Ludzie jadący drogą krajową nr 36 Prochowice-Lubin ujęli pijanego kierowcę. 48-letni mężczyzna prowadził Opla Vectrę zygzakiem, od pobocza aż za oś drogi, stwarzając zagrożenie dla innych użytkowników trasy. Na policyjnym alkomacie wydmuchał blisko 4 promile alkoholu.
- Kierowcy toyoty i fiata nie kryli zdziwienia, gdy patrzyli na manewry, jakie wykonywał pijany kierowca pojazdu marki Opel Vectra – relacjonuje mł. asp. Jagoda Ekiert z zespołu prasowego Komendy Miejskiej Policji w Legnicy.
Zauważyli go na wysokości miejscowości Lisowice. Zdążał – tak jak oni – w kierunku Wrocławia. Poruszał się całą szerokością jezdni. Wóz co chwilę przekraczał oś jezdni oraz jej krawędź, co wskazywało, że za kółkiem może siedzieć osoba w stanie nietrzeźwości.

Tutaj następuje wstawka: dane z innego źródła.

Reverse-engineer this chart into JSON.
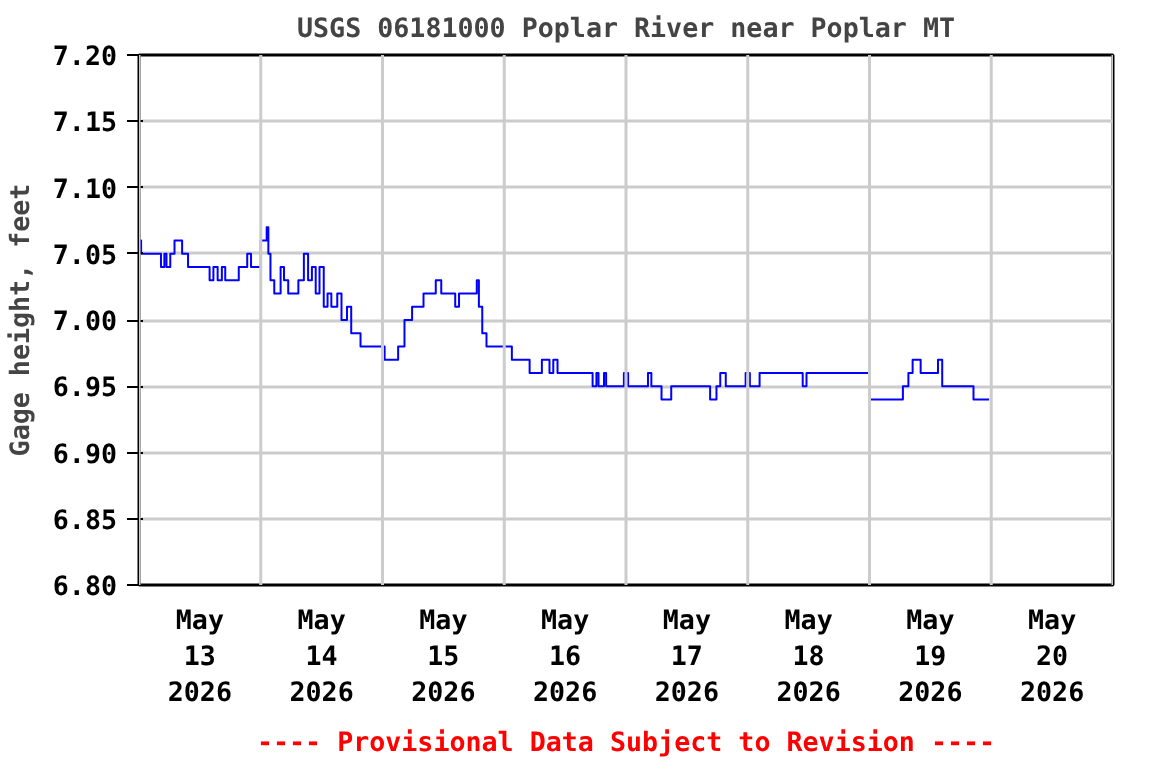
{
  "chart_data": {
    "type": "step",
    "title": "USGS 06181000 Poplar River near Poplar MT",
    "ylabel": "Gage height, feet",
    "annotations": [
      "---- Provisional Data Subject to Revision ----"
    ],
    "x": [
      "2026-05-13T00:00",
      "2026-05-13T00:25",
      "2026-05-13T04:20",
      "2026-05-13T05:00",
      "2026-05-13T05:25",
      "2026-05-13T06:10",
      "2026-05-13T07:00",
      "2026-05-13T08:30",
      "2026-05-13T09:40",
      "2026-05-13T13:55",
      "2026-05-13T14:40",
      "2026-05-13T15:30",
      "2026-05-13T16:20",
      "2026-05-13T17:00",
      "2026-05-13T19:40",
      "2026-05-13T21:20",
      "2026-05-13T22:05",
      "2026-05-13T23:35",
      "2026-05-14T00:00",
      "2026-05-14T01:10",
      "2026-05-14T01:30",
      "2026-05-14T01:55",
      "2026-05-14T02:40",
      "2026-05-14T03:55",
      "2026-05-14T04:35",
      "2026-05-14T05:25",
      "2026-05-14T07:25",
      "2026-05-14T08:30",
      "2026-05-14T09:20",
      "2026-05-14T10:05",
      "2026-05-14T10:50",
      "2026-05-14T11:35",
      "2026-05-14T12:25",
      "2026-05-14T13:10",
      "2026-05-14T13:55",
      "2026-05-14T15:05",
      "2026-05-14T15:55",
      "2026-05-14T17:00",
      "2026-05-14T17:50",
      "2026-05-14T19:40",
      "2026-05-15T00:25",
      "2026-05-15T03:05",
      "2026-05-15T04:20",
      "2026-05-15T05:50",
      "2026-05-15T08:05",
      "2026-05-15T10:30",
      "2026-05-15T11:35",
      "2026-05-15T14:20",
      "2026-05-15T15:05",
      "2026-05-15T18:35",
      "2026-05-15T19:00",
      "2026-05-15T19:40",
      "2026-05-15T20:30",
      "2026-05-16T01:30",
      "2026-05-16T05:00",
      "2026-05-16T07:25",
      "2026-05-16T08:55",
      "2026-05-16T09:40",
      "2026-05-16T10:30",
      "2026-05-16T17:25",
      "2026-05-16T18:10",
      "2026-05-16T18:35",
      "2026-05-16T19:40",
      "2026-05-16T20:05",
      "2026-05-16T23:35",
      "2026-05-17T00:25",
      "2026-05-17T04:20",
      "2026-05-17T05:00",
      "2026-05-17T07:00",
      "2026-05-17T08:55",
      "2026-05-17T16:35",
      "2026-05-17T17:50",
      "2026-05-17T18:35",
      "2026-05-17T19:40",
      "2026-05-17T23:35",
      "2026-05-18T00:25",
      "2026-05-18T02:20",
      "2026-05-18T10:50",
      "2026-05-18T11:35",
      "2026-05-18T23:10",
      "2026-05-19T00:00",
      "2026-05-19T06:35",
      "2026-05-19T07:40",
      "2026-05-19T08:30",
      "2026-05-19T10:05",
      "2026-05-19T13:30",
      "2026-05-19T14:20",
      "2026-05-19T20:30",
      "2026-05-19T23:35"
    ],
    "series": [
      {
        "color": "#0000ff",
        "values": [
          7.06,
          7.05,
          7.04,
          7.05,
          7.04,
          7.05,
          7.06,
          7.05,
          7.04,
          7.03,
          7.04,
          7.03,
          7.04,
          7.03,
          7.04,
          7.05,
          7.04,
          7.04,
          7.06,
          7.07,
          7.05,
          7.03,
          7.02,
          7.04,
          7.03,
          7.02,
          7.03,
          7.05,
          7.03,
          7.04,
          7.02,
          7.04,
          7.01,
          7.02,
          7.01,
          7.02,
          7.0,
          7.01,
          6.99,
          6.98,
          6.97,
          6.98,
          7.0,
          7.01,
          7.02,
          7.03,
          7.02,
          7.01,
          7.02,
          7.03,
          7.01,
          6.99,
          6.98,
          6.97,
          6.96,
          6.97,
          6.96,
          6.97,
          6.96,
          6.95,
          6.96,
          6.95,
          6.96,
          6.95,
          6.96,
          6.95,
          6.96,
          6.95,
          6.94,
          6.95,
          6.94,
          6.95,
          6.96,
          6.95,
          6.96,
          6.95,
          6.96,
          6.95,
          6.96,
          6.96,
          6.94,
          6.95,
          6.96,
          6.97,
          6.96,
          6.97,
          6.95,
          6.94,
          6.94
        ]
      }
    ],
    "xlim": [
      "2026-05-13T00:00",
      "2026-05-21T00:00"
    ],
    "xticks": [
      {
        "value": "2026-05-13T00:00",
        "label": null
      },
      {
        "value": "2026-05-13T12:00",
        "label": "May\n13\n2026"
      },
      {
        "value": "2026-05-14T00:00",
        "label": null
      },
      {
        "value": "2026-05-14T12:00",
        "label": "May\n14\n2026"
      },
      {
        "value": "2026-05-15T00:00",
        "label": null
      },
      {
        "value": "2026-05-15T12:00",
        "label": "May\n15\n2026"
      },
      {
        "value": "2026-05-16T00:00",
        "label": null
      },
      {
        "value": "2026-05-16T12:00",
        "label": "May\n16\n2026"
      },
      {
        "value": "2026-05-17T00:00",
        "label": null
      },
      {
        "value": "2026-05-17T12:00",
        "label": "May\n17\n2026"
      },
      {
        "value": "2026-05-18T00:00",
        "label": null
      },
      {
        "value": "2026-05-18T12:00",
        "label": "May\n18\n2026"
      },
      {
        "value": "2026-05-19T00:00",
        "label": null
      },
      {
        "value": "2026-05-19T12:00",
        "label": "May\n19\n2026"
      },
      {
        "value": "2026-05-20T00:00",
        "label": null
      },
      {
        "value": "2026-05-20T12:00",
        "label": "May\n20\n2026"
      },
      {
        "value": "2026-05-21T00:00",
        "label": null
      }
    ],
    "ylim": [
      6.8,
      7.2
    ],
    "yticks": [
      {
        "value": 6.8,
        "label": "6.80"
      },
      {
        "value": 6.85,
        "label": "6.85"
      },
      {
        "value": 6.9,
        "label": "6.90"
      },
      {
        "value": 6.95,
        "label": "6.95"
      },
      {
        "value": 7.0,
        "label": "7.00"
      },
      {
        "value": 7.05,
        "label": "7.05"
      },
      {
        "value": 7.1,
        "label": "7.10"
      },
      {
        "value": 7.15,
        "label": "7.15"
      },
      {
        "value": 7.2,
        "label": "7.20"
      }
    ],
    "grid": true,
    "line_style": "solid"
  }
}
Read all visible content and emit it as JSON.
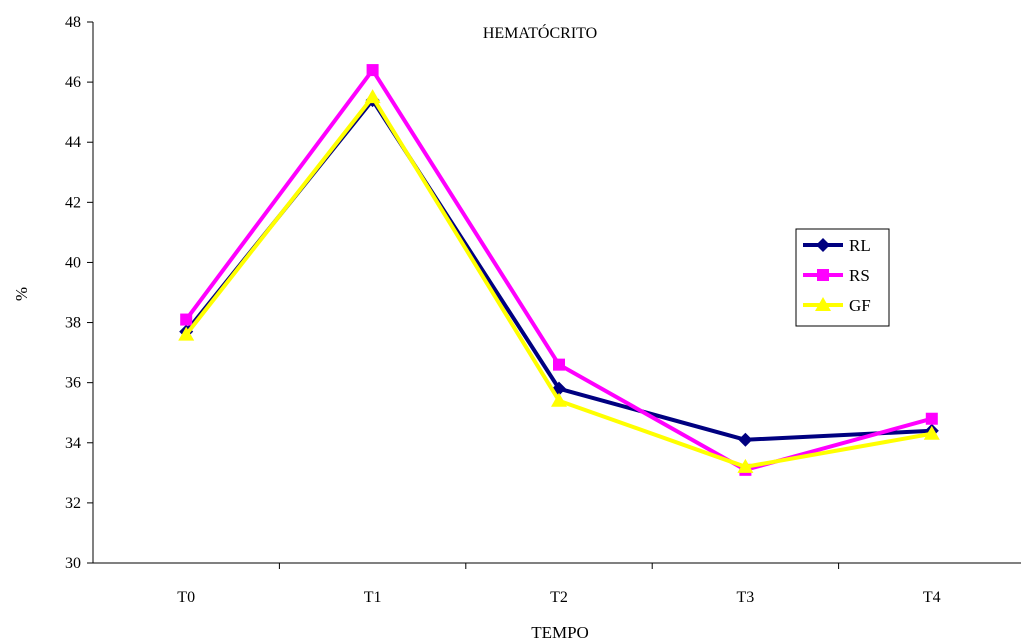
{
  "chart_data": {
    "type": "line",
    "title": "HEMATÓCRITO",
    "xlabel": "TEMPO",
    "ylabel": "%",
    "categories": [
      "T0",
      "T1",
      "T2",
      "T3",
      "T4"
    ],
    "ylim": [
      30,
      48
    ],
    "yticks": [
      30,
      32,
      34,
      36,
      38,
      40,
      42,
      44,
      46,
      48
    ],
    "grid": false,
    "legend_position": "right",
    "series": [
      {
        "name": "RL",
        "values": [
          37.7,
          45.4,
          35.8,
          34.1,
          34.4
        ],
        "color": "#000080",
        "marker": "diamond"
      },
      {
        "name": "RS",
        "values": [
          38.1,
          46.4,
          36.6,
          33.1,
          34.8
        ],
        "color": "#ff00ff",
        "marker": "square"
      },
      {
        "name": "GF",
        "values": [
          37.6,
          45.5,
          35.4,
          33.2,
          34.3
        ],
        "color": "#ffff00",
        "marker": "triangle"
      }
    ]
  }
}
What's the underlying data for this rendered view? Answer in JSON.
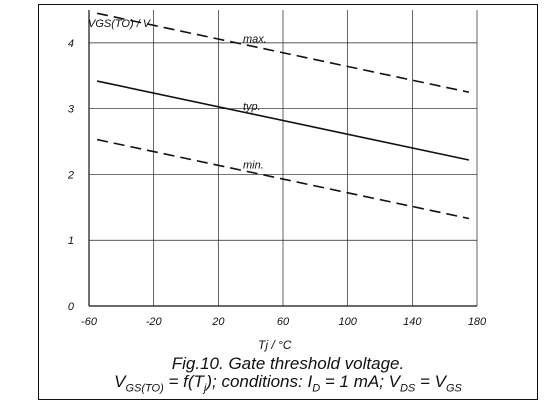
{
  "chart_data": {
    "type": "line",
    "title": "",
    "xlabel": "Tj / °C",
    "ylabel": "VGS(TO) / V",
    "xlim": [
      -60,
      180
    ],
    "ylim": [
      0,
      4.5
    ],
    "grid": true,
    "x_ticks": [
      "-60",
      "-20",
      "20",
      "60",
      "100",
      "140",
      "180"
    ],
    "y_ticks": [
      "0",
      "1",
      "2",
      "3",
      "4"
    ],
    "series": [
      {
        "name": "max.",
        "x": [
          -55,
          175
        ],
        "y": [
          4.45,
          3.25
        ]
      },
      {
        "name": "typ.",
        "x": [
          -55,
          175
        ],
        "y": [
          3.42,
          2.22
        ]
      },
      {
        "name": "min.",
        "x": [
          -55,
          175
        ],
        "y": [
          2.53,
          1.33
        ]
      }
    ]
  },
  "caption": {
    "line1": "Fig.10.   Gate threshold voltage.",
    "line2": {
      "v1": "V",
      "s1": "GS(TO)",
      "t1": " = f(T",
      "s2": "j",
      "t2": "); conditions: I",
      "s3": "D",
      "t3": " = 1 mA; V",
      "s4": "DS",
      "t4": " = V",
      "s5": "GS"
    }
  }
}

-Wykorzystując moment, kiedy mężczyzna zwolnił, kierowcy zajechali mu drogę i podbiegli do niego – mówi Jagoda Ekiert. – Kiedy otworzyli drzwi jego pojazdu od razu wyczuli silną woń alkoholu. Następnie wezwali na miejsce policjantów.
Okazało się, że 48-latek miał blisko 4 promile alkoholu w wydychanym powietrzu.
Policjanci zatrzymali jego prawo jazdy. Mężczyzna będzie odpowiadał przed sądem za przestępstwo drogowe: jazdę samochodem w stanie nietrzeźwości. Grozi za to do 2 lat pozbawienia wolności, wysoka kara finansowa oraz zakaz prowadzenia pojazdów mechanicznych nawet do 15 lat.